For the first time in history, a team of international scientists discovered a dormant black hole outside the Milky Way. The new study published July 18 in the academic journal Nature Astronomy is based on observations from the European Southern Observatory’s (ESO) Very Large Telescope, in which researchers examine a binary system known as VFTS 243, some 160,000 light-years distant from Earth.
A binary system, made up of two stars revolving around each other, leaves behind an orbiting black hole with a luminous companion star. The black hole is “inactive” if it does not emit high levels of X-ray radiation, which is how these celestial objects are detected.
Located in the Large Magellanic Cloud, VFTS 243 is at least nine times the mass of our sun and orbits a hot blue star that weighs 25 times the mass of the sun, making it part of a binary system.
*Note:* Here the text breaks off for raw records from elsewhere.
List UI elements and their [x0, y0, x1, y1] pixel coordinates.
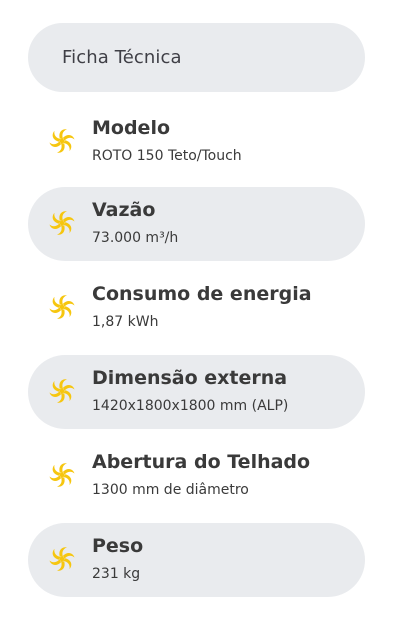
spec-value: 1,87 kWh — [92, 314, 159, 330]
spec-value: ROTO 150 Teto/Touch — [92, 148, 242, 164]
spec-sheet-header: Ficha Técnica — [28, 23, 365, 92]
spec-title: Peso — [92, 535, 144, 557]
fan-icon — [45, 374, 79, 408]
spec-value: 1420x1800x1800 mm (ALP) — [92, 398, 289, 414]
fan-icon — [45, 124, 79, 158]
spec-row-modelo: Modelo ROTO 150 Teto/Touch — [28, 105, 365, 179]
spec-value: 231 kg — [92, 566, 141, 582]
spec-row-consumo: Consumo de energia 1,87 kWh — [28, 271, 365, 345]
spec-title: Modelo — [92, 117, 171, 139]
spec-title: Vazão — [92, 199, 156, 221]
spec-row-abertura: Abertura do Telhado 1300 mm de diâmetro — [28, 439, 365, 513]
spec-row-dimensao: Dimensão externa 1420x1800x1800 mm (ALP) — [28, 355, 365, 429]
fan-icon — [45, 542, 79, 576]
spec-value: 1300 mm de diâmetro — [92, 482, 249, 498]
fan-icon — [45, 206, 79, 240]
spec-value: 73.000 m³/h — [92, 230, 179, 246]
spec-sheet-title: Ficha Técnica — [62, 47, 182, 68]
spec-row-peso: Peso 231 kg — [28, 523, 365, 597]
spec-row-vazao: Vazão 73.000 m³/h — [28, 187, 365, 261]
spec-title: Abertura do Telhado — [92, 451, 311, 473]
fan-icon — [45, 458, 79, 492]
spec-title: Consumo de energia — [92, 283, 312, 305]
spec-title: Dimensão externa — [92, 367, 288, 389]
fan-icon — [45, 290, 79, 324]
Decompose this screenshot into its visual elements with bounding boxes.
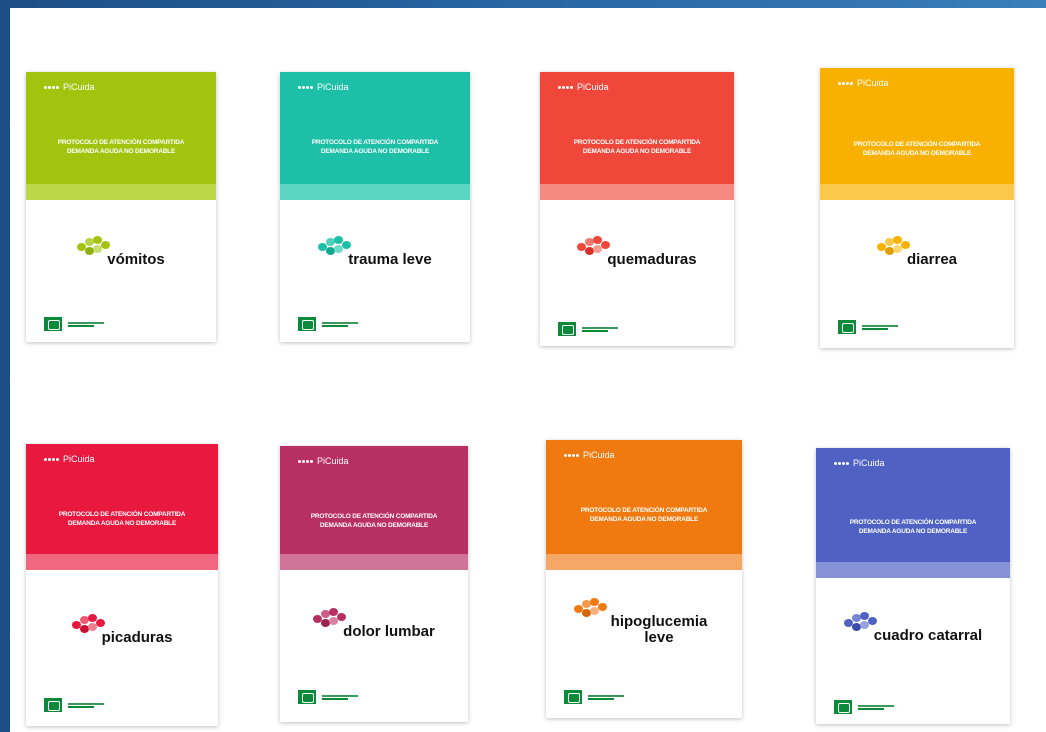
cover-strip [540, 184, 734, 200]
junta-logo [44, 698, 104, 712]
junta-logo [558, 322, 618, 336]
cover-strip [546, 554, 742, 570]
protocol-line-2: DEMANDA AGUDA NO DEMORABLE [862, 150, 972, 157]
brand-logo: PiCuida [838, 78, 889, 88]
protocol-line-1: PROTOCOLO DE ATENCIÓN COMPARTIDA [849, 519, 977, 526]
junta-logo [564, 690, 624, 704]
protocol-title: PROTOCOLO DE ATENCIÓN COMPARTIDA DEMANDA … [830, 140, 1004, 158]
protocol-line-1: PROTOCOLO DE ATENCIÓN COMPARTIDA [573, 139, 701, 146]
cover-strip [26, 554, 218, 570]
cover-strip [26, 184, 216, 200]
topic-block: hipoglucemia leve [546, 592, 742, 652]
protocol-line-2: DEMANDA AGUDA NO DEMORABLE [66, 148, 176, 155]
cover-hipoglucemia-leve[interactable]: PiCuida PROTOCOLO DE ATENCIÓN COMPARTIDA… [546, 440, 742, 718]
brand-name: PiCuida [853, 458, 885, 468]
hexagon-cluster-icon [876, 236, 911, 258]
junta-logo [298, 690, 358, 704]
brand-name: PiCuida [577, 82, 609, 92]
cover-strip [280, 554, 468, 570]
cover-vomitos[interactable]: PiCuida PROTOCOLO DE ATENCIÓN COMPARTIDA… [26, 72, 216, 342]
topic-name: hipoglucemia leve [610, 613, 708, 646]
protocol-title: PROTOCOLO DE ATENCIÓN COMPARTIDA DEMANDA … [290, 512, 458, 530]
topic-block: picaduras [26, 600, 218, 660]
brand-icon [298, 459, 313, 463]
topic-name: cuadro catarral [873, 627, 983, 644]
protocol-title: PROTOCOLO DE ATENCIÓN COMPARTIDA DEMANDA … [36, 510, 208, 528]
brand-name: PiCuida [63, 454, 95, 464]
topic-block: cuadro catarral [816, 598, 1010, 658]
topic-name: picaduras [101, 629, 173, 646]
cover-dolor-lumbar[interactable]: PiCuida PROTOCOLO DE ATENCIÓN COMPARTIDA… [280, 446, 468, 722]
cover-strip [816, 562, 1010, 578]
protocol-title: PROTOCOLO DE ATENCIÓN COMPARTIDA DEMANDA … [556, 506, 732, 524]
junta-logo [834, 700, 894, 714]
brand-logo: PiCuida [44, 454, 95, 464]
brand-icon [298, 85, 313, 89]
page-canvas: PiCuida PROTOCOLO DE ATENCIÓN COMPARTIDA… [10, 8, 1046, 732]
protocol-line-2: DEMANDA AGUDA NO DEMORABLE [320, 148, 430, 155]
protocol-title: PROTOCOLO DE ATENCIÓN COMPARTIDA DEMANDA … [550, 138, 724, 156]
brand-logo: PiCuida [298, 456, 349, 466]
junta-logo [44, 317, 104, 331]
protocol-line-1: PROTOCOLO DE ATENCIÓN COMPARTIDA [58, 511, 186, 518]
protocol-line-1: PROTOCOLO DE ATENCIÓN COMPARTIDA [57, 139, 185, 146]
cover-quemaduras[interactable]: PiCuida PROTOCOLO DE ATENCIÓN COMPARTIDA… [540, 72, 734, 346]
hexagon-cluster-icon [577, 236, 611, 258]
brand-icon [44, 85, 59, 89]
topic-name: dolor lumbar [343, 623, 435, 640]
brand-icon [834, 461, 849, 465]
brand-icon [838, 81, 853, 85]
hexagon-cluster-icon [77, 236, 111, 258]
brand-name: PiCuida [857, 78, 889, 88]
protocol-line-1: PROTOCOLO DE ATENCIÓN COMPARTIDA [310, 513, 438, 520]
hexagon-cluster-icon [574, 598, 608, 620]
protocol-line-2: DEMANDA AGUDA NO DEMORABLE [582, 148, 692, 155]
protocol-line-2: DEMANDA AGUDA NO DEMORABLE [319, 522, 429, 529]
brand-name: PiCuida [317, 82, 349, 92]
topic-block: diarrea [820, 222, 1014, 282]
brand-icon [564, 453, 579, 457]
topic-name: vómitos [107, 251, 165, 268]
protocol-line-2: DEMANDA AGUDA NO DEMORABLE [858, 528, 968, 535]
brand-name: PiCuida [317, 456, 349, 466]
topic-name: quemaduras [607, 251, 697, 268]
cover-strip [820, 184, 1014, 200]
hexagon-cluster-icon [313, 608, 347, 630]
topic-block: vómitos [26, 222, 216, 282]
topic-name: trauma leve [348, 251, 432, 268]
brand-name: PiCuida [63, 82, 95, 92]
brand-logo: PiCuida [834, 458, 885, 468]
junta-logo [298, 317, 358, 331]
cover-diarrea[interactable]: PiCuida PROTOCOLO DE ATENCIÓN COMPARTIDA… [820, 68, 1014, 348]
hexagon-cluster-icon [71, 614, 106, 636]
protocol-title: PROTOCOLO DE ATENCIÓN COMPARTIDA DEMANDA … [36, 138, 206, 156]
hexagon-cluster-icon [318, 236, 352, 258]
protocol-line-1: PROTOCOLO DE ATENCIÓN COMPARTIDA [311, 139, 439, 146]
topic-name: diarrea [906, 251, 958, 268]
protocol-title: PROTOCOLO DE ATENCIÓN COMPARTIDA DEMANDA … [290, 138, 460, 156]
brand-logo: PiCuida [564, 450, 615, 460]
topic-block: trauma leve [280, 222, 470, 282]
protocol-line-1: PROTOCOLO DE ATENCIÓN COMPARTIDA [580, 507, 708, 514]
cover-cuadro-catarral[interactable]: PiCuida PROTOCOLO DE ATENCIÓN COMPARTIDA… [816, 448, 1010, 724]
cover-strip [280, 184, 470, 200]
junta-logo [838, 320, 898, 334]
brand-icon [558, 85, 573, 89]
cover-picaduras[interactable]: PiCuida PROTOCOLO DE ATENCIÓN COMPARTIDA… [26, 444, 218, 726]
hexagon-cluster-icon [843, 612, 878, 634]
brand-logo: PiCuida [298, 82, 349, 92]
protocol-title: PROTOCOLO DE ATENCIÓN COMPARTIDA DEMANDA … [826, 518, 1000, 536]
topic-block: quemaduras [540, 222, 734, 282]
topic-block: dolor lumbar [280, 594, 468, 654]
brand-icon [44, 457, 59, 461]
cover-trauma-leve[interactable]: PiCuida PROTOCOLO DE ATENCIÓN COMPARTIDA… [280, 72, 470, 342]
brand-logo: PiCuida [558, 82, 609, 92]
brand-logo: PiCuida [44, 82, 95, 92]
brand-name: PiCuida [583, 450, 615, 460]
protocol-line-2: DEMANDA AGUDA NO DEMORABLE [67, 520, 177, 527]
protocol-line-2: DEMANDA AGUDA NO DEMORABLE [589, 516, 699, 523]
protocol-line-1: PROTOCOLO DE ATENCIÓN COMPARTIDA [853, 141, 981, 148]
Although this was thought to be a fairly common cosmic phenomenon, according to the team of American and European researchers involved in the study, this is the first unequivocal detection of a dormant stellar-mass black hole outside the Milky Way.
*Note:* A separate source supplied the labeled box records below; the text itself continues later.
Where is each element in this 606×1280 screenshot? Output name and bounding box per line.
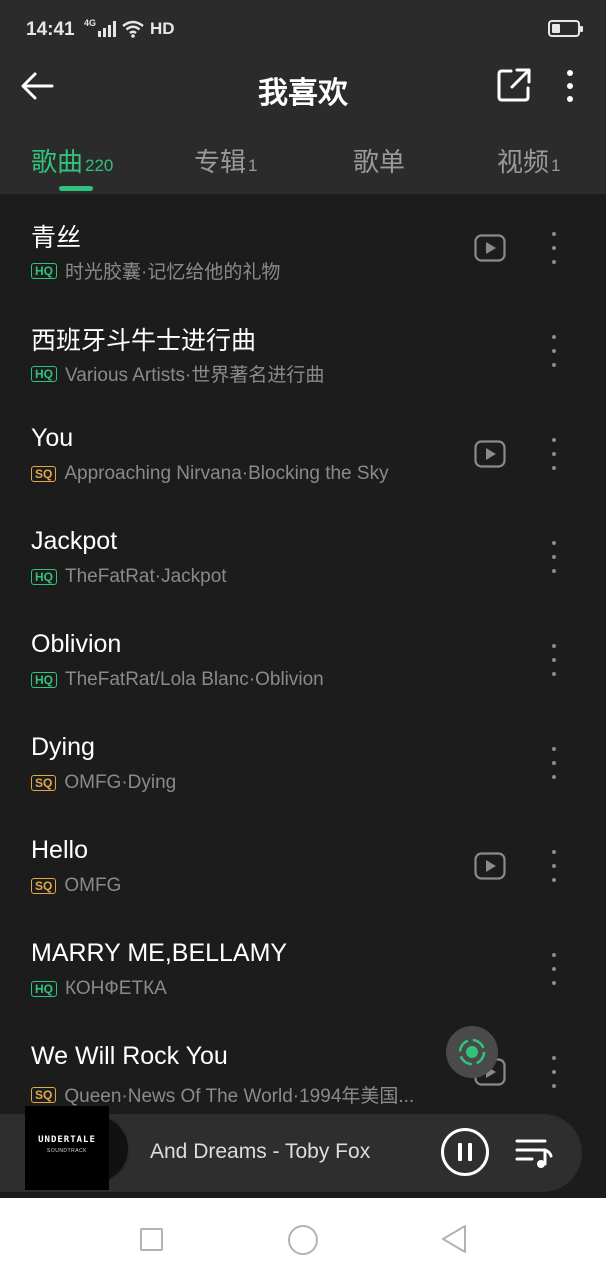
song-more-button[interactable] — [544, 953, 564, 985]
status-icons: 4G HD — [84, 18, 175, 39]
song-more-button[interactable] — [544, 232, 564, 264]
music-recognize-icon — [458, 1038, 486, 1066]
song-artist: Various Artists·世界著名进行曲 — [65, 365, 325, 386]
song-row[interactable]: Oblivion HQ TheFatRat/Lola Blanc·Oblivio… — [0, 606, 606, 709]
song-subtitle: HQ Various Artists·世界著名进行曲 — [31, 360, 324, 387]
tab-videos[interactable]: 视频 1 — [497, 142, 560, 179]
song-row[interactable]: Hello SQ OMFG — [0, 812, 606, 915]
system-nav-bar — [0, 1198, 606, 1280]
hd-label: HD — [150, 19, 175, 38]
song-row[interactable]: MARRY ME,BELLAMY HQ КОНФЕТКА — [0, 915, 606, 1018]
song-list: 青丝 HQ 时光胶囊·记忆给他的礼物 西班牙斗牛士进行曲 HQ Various … — [0, 194, 606, 1121]
song-row[interactable]: 青丝 HQ 时光胶囊·记忆给他的礼物 — [0, 194, 606, 297]
song-artist: TheFatRat·Jackpot — [65, 566, 227, 587]
quality-badge: HQ — [31, 672, 57, 688]
wifi-icon — [122, 20, 144, 38]
album-cover[interactable]: UNDERTALE SOUNDTRACK — [25, 1106, 109, 1190]
song-row[interactable]: Dying SQ OMFG·Dying — [0, 709, 606, 812]
song-subtitle: HQ КОНФЕТКА — [31, 978, 167, 1000]
mv-play-icon[interactable] — [474, 234, 506, 262]
song-more-button[interactable] — [544, 1056, 564, 1088]
tab-songs[interactable]: 歌曲 220 — [31, 142, 113, 179]
song-more-button[interactable] — [544, 541, 564, 573]
song-title: Dying — [31, 733, 95, 761]
song-title: Oblivion — [31, 630, 122, 658]
song-subtitle: SQ OMFG·Dying — [31, 772, 176, 794]
song-subtitle: HQ TheFatRat·Jackpot — [31, 566, 227, 588]
song-title: You — [31, 424, 74, 452]
quality-badge: HQ — [31, 365, 57, 382]
quality-badge: SQ — [31, 878, 57, 894]
tab-albums[interactable]: 专辑 1 — [194, 142, 257, 179]
nav-back-button[interactable] — [440, 1224, 468, 1254]
mv-play-icon[interactable] — [474, 852, 506, 880]
song-subtitle: SQ OMFG — [31, 875, 121, 897]
mini-player[interactable]: UNDERTALE SOUNDTRACK And Dreams - Toby F… — [0, 1106, 582, 1192]
song-artist: Queen·News Of The World·1994年美国... — [64, 1086, 415, 1107]
song-artist: Approaching Nirvana·Blocking the Sky — [64, 463, 389, 484]
song-row[interactable]: Jackpot HQ TheFatRat·Jackpot — [0, 503, 606, 606]
song-more-button[interactable] — [544, 335, 564, 367]
header: 我喜欢 歌曲 220 专辑 1 歌单 视频 1 — [0, 60, 606, 194]
song-title: Hello — [31, 836, 88, 864]
song-artist: OMFG·Dying — [64, 772, 177, 793]
mv-play-icon[interactable] — [474, 440, 506, 468]
song-title: MARRY ME,BELLAMY — [31, 939, 288, 967]
tab-indicator — [59, 186, 93, 191]
tab-playlists[interactable]: 歌单 — [353, 142, 407, 179]
pause-button[interactable] — [441, 1128, 489, 1176]
song-row[interactable]: 西班牙斗牛士进行曲 HQ Various Artists·世界著名进行曲 — [0, 297, 606, 400]
quality-badge: SQ — [31, 466, 57, 482]
quality-badge: HQ — [31, 262, 57, 279]
song-subtitle: SQ Queen·News Of The World·1994年美国... — [31, 1081, 414, 1108]
share-button[interactable] — [495, 66, 533, 104]
floating-recognize-button[interactable] — [446, 1026, 498, 1078]
home-button[interactable] — [288, 1225, 318, 1255]
share-external-icon — [497, 68, 531, 102]
pause-icon — [458, 1143, 462, 1161]
quality-badge: SQ — [31, 1086, 57, 1103]
song-title: We Will Rock You — [31, 1042, 228, 1070]
network-label: 4G — [84, 18, 97, 28]
song-title: Jackpot — [31, 527, 118, 555]
now-playing-title[interactable]: And Dreams - Toby Fox — [150, 1140, 370, 1164]
more-button[interactable] — [556, 66, 584, 106]
song-artist: TheFatRat/Lola Blanc·Oblivion — [65, 669, 324, 690]
playlist-icon — [515, 1139, 553, 1168]
song-more-button[interactable] — [544, 644, 564, 676]
recents-button[interactable] — [140, 1228, 163, 1251]
song-row[interactable]: You SQ Approaching Nirvana·Blocking the … — [0, 400, 606, 503]
tab-bar: 歌曲 220 专辑 1 歌单 视频 1 — [0, 138, 606, 194]
status-bar: 14:41 4G HD — [0, 0, 606, 60]
quality-badge: HQ — [31, 981, 57, 997]
song-title: 西班牙斗牛士进行曲 — [31, 327, 257, 355]
signal-icon — [98, 21, 117, 37]
song-artist: КОНФЕТКА — [65, 978, 167, 999]
status-time: 14:41 — [26, 19, 75, 40]
quality-badge: HQ — [31, 569, 57, 585]
song-title: 青丝 — [31, 224, 82, 252]
song-subtitle: HQ 时光胶囊·记忆给他的礼物 — [31, 257, 280, 284]
playlist-button[interactable] — [515, 1136, 553, 1170]
song-artist: 时光胶囊·记忆给他的礼物 — [65, 262, 281, 283]
song-artist: OMFG — [64, 875, 122, 896]
song-more-button[interactable] — [544, 438, 564, 470]
song-more-button[interactable] — [544, 747, 564, 779]
song-subtitle: HQ TheFatRat/Lola Blanc·Oblivion — [31, 669, 324, 691]
song-subtitle: SQ Approaching Nirvana·Blocking the Sky — [31, 463, 389, 485]
battery-icon — [548, 20, 583, 37]
song-more-button[interactable] — [544, 850, 564, 882]
quality-badge: SQ — [31, 775, 57, 791]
In addition, the finding of the celestial object may also be extraordinary for another reason, since stellar-mass black holes typically form when massive stars run out of the fuel needed to continue nuclear fusion.
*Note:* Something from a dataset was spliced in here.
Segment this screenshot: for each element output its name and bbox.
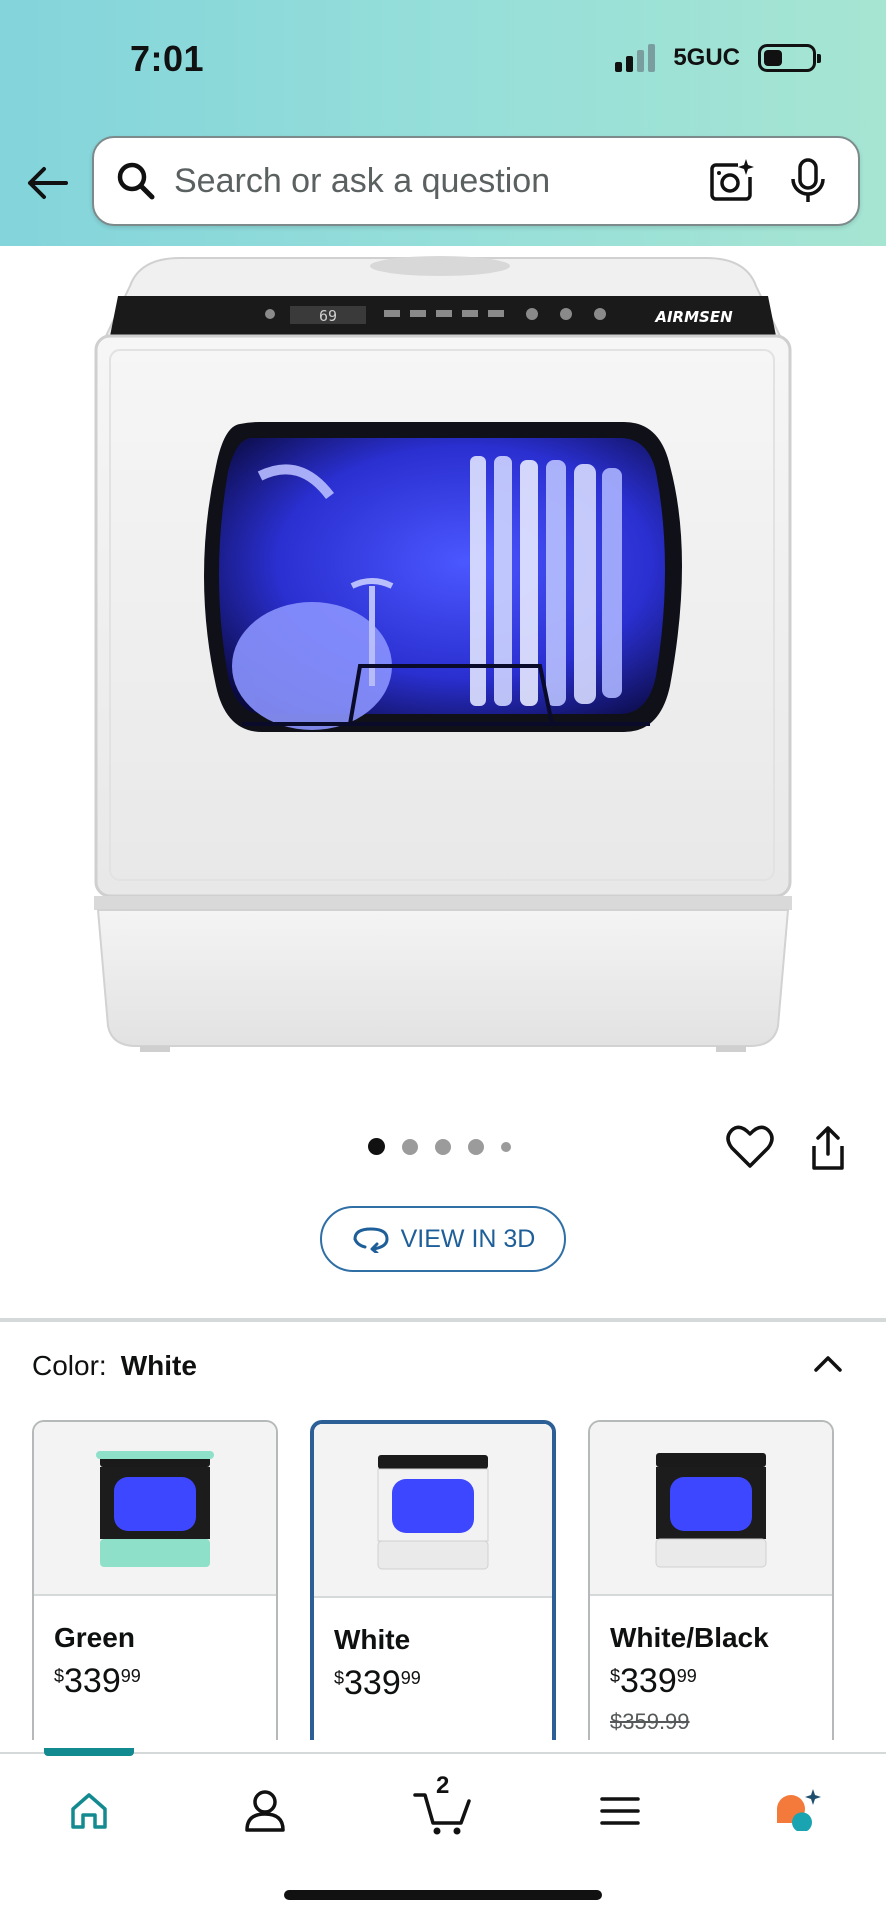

The end of the merger also ends the external pressure holding the star against complete gravitational collapse. The so-called core collapse that follows is often accompanied by a massive cosmic explosion called a “supernova,” which destroys the outer layers of the star.
However, the situation of the black hole in VFTS 243 appears to be different, with no visible traces of a supernova accompanying the collapse of the star. The team made the VFTS 243 find after six years of observations of nearly a thousand massive stars (each weighing at least eight times the mass of the Sun) in the Tarantula Nebula region of the Large Magellanic Cloud. in search of giant stars that could have a black hole as a companion. With VFTS 243, they found what they were looking for.
But, according to the study, identifying these companions as black holes is extremely difficult, since there are many alternative possibilities, so according to Tomer Shenar, co-author of the study, “We found a needle in a haystack” due to a process elimination.
First, the researchers identified stars that were part of binary systems. Subsequently, they searched for binary systems where the companion was not visible, and only then careful analysis revealed that VFTS 243 was a dormant black hole.